Multinomial logistic regression assumptions

Question

What are the proper assumptions of Multinomial Logistic Regression? And what are the best tests to satisfy these assumptions using SPSS 18?

Answer 1

The key assumption in the MNL is that the errors are independently and identically distributed with a Gumbel extreme value distribution. The problem with testing this assumption is that it is made a priori. In standard regression you fit the least-squares curve, and measure the residual error. In a logit model, you assume that the error is already in the measurement of the point, and compute a likelihood function from that assumption.

An important assumption is that the sample be exogenous. If it is choice-based, there are corrections that need to be employed.

As far as assumptions on the model itself, Train describes three:

1. Systematic, and non-random, taste variation.
2. Proportional substitution among alternatives (a consequence of the IIA property).
3. No serial correlation in the error term (panel data).

The first assumption you mostly just have to defend in the context of your problem. The third is largely the same, because the error terms are purely random.

The second is testable to a certain extent, however. If you specify a nested logit model, and it turns out that the inter-nest substitution pattern is entirely flexible ($\lambda = 1$) then you could have used the MNL model, and the IIA assumption is valid. But remember that the log-likelihood function for the nested logit model has local maxima, so you should make sure that you get $\lambda =1$ consistently.

As far as doing any of this in SPSS, I can't help you other than suggest you use the mlogit package in R instead. Sorry.

Answer 2

Assumptions:

1. Outcome follows a categorical distribution (http://en.wikipedia.org/wiki/Categorical_distribution), which is linked to the covariates via a link function as in ordinary logistic regression
2. Independence of observational units
3. Linear relation between covariates and (link-transformed) expectation of the outcome

For assumption 1 to be fulfilled, the categories of your outcome need to be exclusive (non-overlapping) and exhaustive (covering all possible forms the outcome can take).

I don't really know if there are any proper statistical tests for assumption 2. For time-series data there is a test of autocorrelation called Durbin-Watson test. For other forms of correlated data, I think you would rather make that decision based on theoretical considerations (e.g., if your data come are derived from a cluster-sampling procedure, you would expect the data within clusters to be correlated).

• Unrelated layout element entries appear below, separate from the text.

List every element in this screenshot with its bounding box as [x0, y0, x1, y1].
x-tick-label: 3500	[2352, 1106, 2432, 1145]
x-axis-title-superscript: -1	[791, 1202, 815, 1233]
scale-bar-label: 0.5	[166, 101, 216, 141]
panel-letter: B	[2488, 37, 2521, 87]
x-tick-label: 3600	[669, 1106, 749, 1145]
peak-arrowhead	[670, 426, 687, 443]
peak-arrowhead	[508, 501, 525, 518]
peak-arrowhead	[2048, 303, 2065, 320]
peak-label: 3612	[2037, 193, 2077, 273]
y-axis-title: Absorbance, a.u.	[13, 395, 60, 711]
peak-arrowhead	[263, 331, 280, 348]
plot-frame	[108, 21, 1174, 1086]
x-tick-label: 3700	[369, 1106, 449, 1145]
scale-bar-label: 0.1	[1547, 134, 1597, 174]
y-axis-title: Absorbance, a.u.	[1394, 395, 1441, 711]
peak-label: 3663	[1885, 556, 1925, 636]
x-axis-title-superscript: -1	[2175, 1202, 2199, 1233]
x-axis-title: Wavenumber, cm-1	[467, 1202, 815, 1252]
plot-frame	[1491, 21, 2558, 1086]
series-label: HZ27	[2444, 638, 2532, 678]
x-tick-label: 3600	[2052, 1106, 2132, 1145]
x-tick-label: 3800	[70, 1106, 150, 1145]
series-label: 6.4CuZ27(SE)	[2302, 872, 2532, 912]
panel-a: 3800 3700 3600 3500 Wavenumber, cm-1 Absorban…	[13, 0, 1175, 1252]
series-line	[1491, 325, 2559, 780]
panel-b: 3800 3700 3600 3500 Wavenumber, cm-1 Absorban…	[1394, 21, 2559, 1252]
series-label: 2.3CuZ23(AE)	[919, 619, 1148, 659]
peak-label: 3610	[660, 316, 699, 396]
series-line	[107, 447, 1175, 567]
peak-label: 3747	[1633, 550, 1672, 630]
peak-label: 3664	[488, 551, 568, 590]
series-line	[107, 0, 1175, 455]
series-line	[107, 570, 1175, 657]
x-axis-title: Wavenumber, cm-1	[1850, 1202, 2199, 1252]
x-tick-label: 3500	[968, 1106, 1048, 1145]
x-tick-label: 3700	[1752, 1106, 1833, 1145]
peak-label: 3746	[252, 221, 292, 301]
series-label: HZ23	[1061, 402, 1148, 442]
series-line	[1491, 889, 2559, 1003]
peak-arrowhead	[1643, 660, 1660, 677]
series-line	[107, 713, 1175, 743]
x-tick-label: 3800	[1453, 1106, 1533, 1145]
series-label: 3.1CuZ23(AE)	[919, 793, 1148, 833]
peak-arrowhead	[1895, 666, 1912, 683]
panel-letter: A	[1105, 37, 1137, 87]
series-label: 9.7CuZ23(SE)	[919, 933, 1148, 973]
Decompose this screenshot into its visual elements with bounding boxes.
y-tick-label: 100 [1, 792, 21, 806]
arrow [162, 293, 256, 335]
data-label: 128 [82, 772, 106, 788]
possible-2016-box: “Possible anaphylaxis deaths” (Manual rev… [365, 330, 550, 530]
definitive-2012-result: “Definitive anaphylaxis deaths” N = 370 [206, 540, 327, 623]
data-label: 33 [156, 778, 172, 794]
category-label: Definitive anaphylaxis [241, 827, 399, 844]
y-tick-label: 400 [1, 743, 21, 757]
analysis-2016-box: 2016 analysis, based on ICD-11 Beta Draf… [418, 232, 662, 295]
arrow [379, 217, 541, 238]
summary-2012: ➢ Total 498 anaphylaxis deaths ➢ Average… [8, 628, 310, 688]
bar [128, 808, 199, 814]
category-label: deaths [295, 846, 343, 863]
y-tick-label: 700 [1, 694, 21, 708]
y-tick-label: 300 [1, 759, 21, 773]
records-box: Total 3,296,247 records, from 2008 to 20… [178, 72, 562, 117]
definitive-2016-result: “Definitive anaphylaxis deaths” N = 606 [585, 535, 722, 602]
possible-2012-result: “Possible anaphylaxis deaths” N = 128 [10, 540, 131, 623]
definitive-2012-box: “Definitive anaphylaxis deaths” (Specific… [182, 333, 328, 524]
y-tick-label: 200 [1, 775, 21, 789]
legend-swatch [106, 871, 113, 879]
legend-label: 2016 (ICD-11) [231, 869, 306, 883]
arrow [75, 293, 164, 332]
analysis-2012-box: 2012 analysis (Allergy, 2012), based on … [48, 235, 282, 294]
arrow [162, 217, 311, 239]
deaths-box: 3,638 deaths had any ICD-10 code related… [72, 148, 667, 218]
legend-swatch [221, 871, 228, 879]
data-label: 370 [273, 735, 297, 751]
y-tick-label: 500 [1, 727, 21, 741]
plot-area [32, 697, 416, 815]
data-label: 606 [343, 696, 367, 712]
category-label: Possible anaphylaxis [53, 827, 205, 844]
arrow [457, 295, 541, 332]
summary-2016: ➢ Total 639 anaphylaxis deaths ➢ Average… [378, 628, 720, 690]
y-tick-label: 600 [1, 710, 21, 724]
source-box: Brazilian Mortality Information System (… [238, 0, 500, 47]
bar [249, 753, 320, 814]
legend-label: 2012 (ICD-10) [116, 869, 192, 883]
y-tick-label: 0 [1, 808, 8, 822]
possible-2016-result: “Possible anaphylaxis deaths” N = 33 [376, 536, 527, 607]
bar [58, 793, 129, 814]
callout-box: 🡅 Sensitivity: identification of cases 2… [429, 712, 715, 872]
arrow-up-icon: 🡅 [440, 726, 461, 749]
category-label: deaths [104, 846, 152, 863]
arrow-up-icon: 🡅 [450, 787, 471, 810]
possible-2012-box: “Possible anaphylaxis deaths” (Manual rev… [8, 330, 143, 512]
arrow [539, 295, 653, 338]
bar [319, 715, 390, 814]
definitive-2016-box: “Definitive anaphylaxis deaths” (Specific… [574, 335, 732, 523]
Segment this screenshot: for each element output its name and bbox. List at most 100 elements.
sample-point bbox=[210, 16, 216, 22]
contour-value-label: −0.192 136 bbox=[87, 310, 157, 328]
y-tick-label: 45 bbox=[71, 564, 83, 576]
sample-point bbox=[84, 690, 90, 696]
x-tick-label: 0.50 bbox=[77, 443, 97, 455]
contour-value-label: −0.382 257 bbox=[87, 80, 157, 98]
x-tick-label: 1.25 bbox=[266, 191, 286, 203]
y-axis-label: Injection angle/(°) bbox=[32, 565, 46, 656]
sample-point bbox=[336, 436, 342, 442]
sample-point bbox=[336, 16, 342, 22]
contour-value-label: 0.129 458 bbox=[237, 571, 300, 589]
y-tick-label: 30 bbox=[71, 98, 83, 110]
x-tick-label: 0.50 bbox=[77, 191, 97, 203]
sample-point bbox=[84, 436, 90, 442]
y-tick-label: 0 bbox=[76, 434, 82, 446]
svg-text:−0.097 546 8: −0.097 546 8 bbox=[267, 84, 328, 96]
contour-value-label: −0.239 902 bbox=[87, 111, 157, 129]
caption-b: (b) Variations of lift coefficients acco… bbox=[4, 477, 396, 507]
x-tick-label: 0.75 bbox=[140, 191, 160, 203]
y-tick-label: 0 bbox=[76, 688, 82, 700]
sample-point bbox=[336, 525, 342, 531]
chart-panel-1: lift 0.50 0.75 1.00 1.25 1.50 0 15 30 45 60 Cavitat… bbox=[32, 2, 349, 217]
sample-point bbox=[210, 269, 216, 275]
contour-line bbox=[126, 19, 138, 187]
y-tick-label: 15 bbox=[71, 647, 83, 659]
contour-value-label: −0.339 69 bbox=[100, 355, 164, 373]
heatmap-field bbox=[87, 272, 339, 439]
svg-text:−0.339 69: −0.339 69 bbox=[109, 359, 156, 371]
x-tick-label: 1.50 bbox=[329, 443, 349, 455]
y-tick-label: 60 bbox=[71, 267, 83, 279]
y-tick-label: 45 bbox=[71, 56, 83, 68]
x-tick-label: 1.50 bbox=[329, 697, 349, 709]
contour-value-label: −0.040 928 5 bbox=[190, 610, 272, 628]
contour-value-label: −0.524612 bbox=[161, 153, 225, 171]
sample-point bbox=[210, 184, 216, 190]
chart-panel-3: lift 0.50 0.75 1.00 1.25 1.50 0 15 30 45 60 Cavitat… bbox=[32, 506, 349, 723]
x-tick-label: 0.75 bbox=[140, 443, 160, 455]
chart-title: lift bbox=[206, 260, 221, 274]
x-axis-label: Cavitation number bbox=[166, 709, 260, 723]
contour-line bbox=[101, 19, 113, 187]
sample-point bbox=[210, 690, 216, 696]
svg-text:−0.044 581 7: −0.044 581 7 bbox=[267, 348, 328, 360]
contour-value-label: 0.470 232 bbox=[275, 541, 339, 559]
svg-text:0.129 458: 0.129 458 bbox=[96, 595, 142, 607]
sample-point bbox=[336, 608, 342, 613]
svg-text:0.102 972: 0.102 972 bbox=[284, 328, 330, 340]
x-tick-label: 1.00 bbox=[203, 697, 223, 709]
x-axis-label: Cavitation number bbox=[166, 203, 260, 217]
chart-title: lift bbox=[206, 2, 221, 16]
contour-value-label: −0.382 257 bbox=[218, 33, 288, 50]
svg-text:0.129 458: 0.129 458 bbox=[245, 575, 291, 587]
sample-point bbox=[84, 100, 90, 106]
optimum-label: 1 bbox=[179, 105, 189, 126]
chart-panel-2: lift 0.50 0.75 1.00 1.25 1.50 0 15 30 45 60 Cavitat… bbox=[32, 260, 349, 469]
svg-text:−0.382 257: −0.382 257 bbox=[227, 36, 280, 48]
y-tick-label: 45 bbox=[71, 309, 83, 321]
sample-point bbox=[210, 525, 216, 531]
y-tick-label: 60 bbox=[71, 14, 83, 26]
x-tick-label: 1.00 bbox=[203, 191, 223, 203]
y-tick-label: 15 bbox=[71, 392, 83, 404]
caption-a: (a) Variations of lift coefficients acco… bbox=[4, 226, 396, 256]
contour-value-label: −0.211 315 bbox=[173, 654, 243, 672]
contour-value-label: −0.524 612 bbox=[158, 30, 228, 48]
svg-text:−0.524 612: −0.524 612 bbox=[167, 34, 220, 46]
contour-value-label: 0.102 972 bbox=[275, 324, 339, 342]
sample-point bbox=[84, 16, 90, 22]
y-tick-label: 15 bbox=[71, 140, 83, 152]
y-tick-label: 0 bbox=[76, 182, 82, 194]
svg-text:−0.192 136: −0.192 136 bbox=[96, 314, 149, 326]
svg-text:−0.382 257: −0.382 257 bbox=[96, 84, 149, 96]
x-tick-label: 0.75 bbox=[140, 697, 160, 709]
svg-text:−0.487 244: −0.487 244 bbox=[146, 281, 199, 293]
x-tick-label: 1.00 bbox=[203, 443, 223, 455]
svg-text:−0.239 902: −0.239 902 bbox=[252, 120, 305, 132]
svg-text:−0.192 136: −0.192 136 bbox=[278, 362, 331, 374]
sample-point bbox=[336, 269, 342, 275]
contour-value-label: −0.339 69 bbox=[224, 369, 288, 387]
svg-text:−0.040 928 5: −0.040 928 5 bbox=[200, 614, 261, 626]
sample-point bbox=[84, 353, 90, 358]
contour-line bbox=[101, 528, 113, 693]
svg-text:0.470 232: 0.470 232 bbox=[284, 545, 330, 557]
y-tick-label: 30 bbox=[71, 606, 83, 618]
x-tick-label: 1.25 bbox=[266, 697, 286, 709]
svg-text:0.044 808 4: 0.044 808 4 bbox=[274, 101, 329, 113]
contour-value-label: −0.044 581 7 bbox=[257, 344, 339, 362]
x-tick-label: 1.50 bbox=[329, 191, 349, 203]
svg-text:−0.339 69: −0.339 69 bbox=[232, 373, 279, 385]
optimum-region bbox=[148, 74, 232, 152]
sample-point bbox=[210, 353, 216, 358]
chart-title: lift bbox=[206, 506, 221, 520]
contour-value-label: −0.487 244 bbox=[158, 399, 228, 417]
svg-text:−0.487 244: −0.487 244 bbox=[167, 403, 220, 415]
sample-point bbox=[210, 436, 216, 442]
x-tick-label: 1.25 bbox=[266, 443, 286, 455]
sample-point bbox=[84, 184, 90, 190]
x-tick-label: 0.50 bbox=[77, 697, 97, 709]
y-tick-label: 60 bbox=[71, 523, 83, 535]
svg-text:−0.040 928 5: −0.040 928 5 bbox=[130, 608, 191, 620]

As for assumption 3, in binary logistic regression you can plot binned residuals against estimated probabilities to see if the average residual is around 0 over the entire range of estimated probabilities. I suppose this can be generalized to multinomial regression by making (k-1) such plots instead for the different categories of an outcome with k categories.

EDIT:

Concerning alternative models: Assumption 1 is fairly straightforward to fulfill. You might run into trouble because you have to estimate a large number of parameters (k-1 different sets of intercepts and slope parameters). In such a case, you could for example collapse the outcome into a binary outcome and do a simple logistic regression.

If assumption 2 is violated, you could use a mixed model, which allows you to specify a dependence structure-

As for assumption 3, you could transform variables of which you suspect that they have a non-linear effect. A common transformation is for example to include age squared in health-related outcomes.

Answer 3

One of the most important practical assumptions of multinomial logistic is that the number of observations in the smallest frequency category of $Y$ is large, for example 10 times the number of parameters from the right hand side of the model.

Answer 4

@h_bauer has provided a good answer. Let me add a small complementary point: You can also test for a curvilinear relationship by adding curvilinear terms and performing a nested model test. For example, imagine you have $X_1$ as an explanatory variable, but you aren't sure whether the relationship between it and the link transformed expectation is a straight line. You could form a new model by adding $X_1^2$, and $X_1^3$, and then test to see if your new model fits better than your original model.

Another assumption of generalized linear models, like the multinomial logistic, is that the link function is correct. Strictly speaking, multinomial logistic regression uses only the logit link, but there are other multinomial model possibilities, such as the multinomial probit. Many people (somewhat sloppily) refer to any such model as "logistic" meaning only that the response variable is categorical, but the term really only properly refers to the logit link. For more on links, it may help you to read my answer here: Difference between logit and probit models.

Regarding addressing violations of these assumptions, it is mostly self-explanatory. If the observations are not independent, you can add the relevant fixed or random effects to make them so. If the relationship with a predictor is not linear, you can add transformed variables so that it is linear in the augmented predictor space. If the link is not appropriate, you can change it, etc. In general, multinomial logistic regression does not make very constraining assumptions.

Answer 5

gmacfarlane has been very clear. But to be more precise, and I assume you perform a cross section analysis, the core assumption is the IIA (independence of irrelevant alternatives).
You can not force your data fit into the IIA assumption, you should test it and hope for it to be satisfied. SPSS could not handle the test until 2010 for sure. R of course does it, but it might me easier for you to migrate to Stata and implement the IIA tests provided by the mlogit postestimation commands.

If the IIA does not holds, mixed multinomial logit or nested logit are reasonable alternatives. The first one can be estimated within the gllamm, the second with the far more parsimonious nlogit command.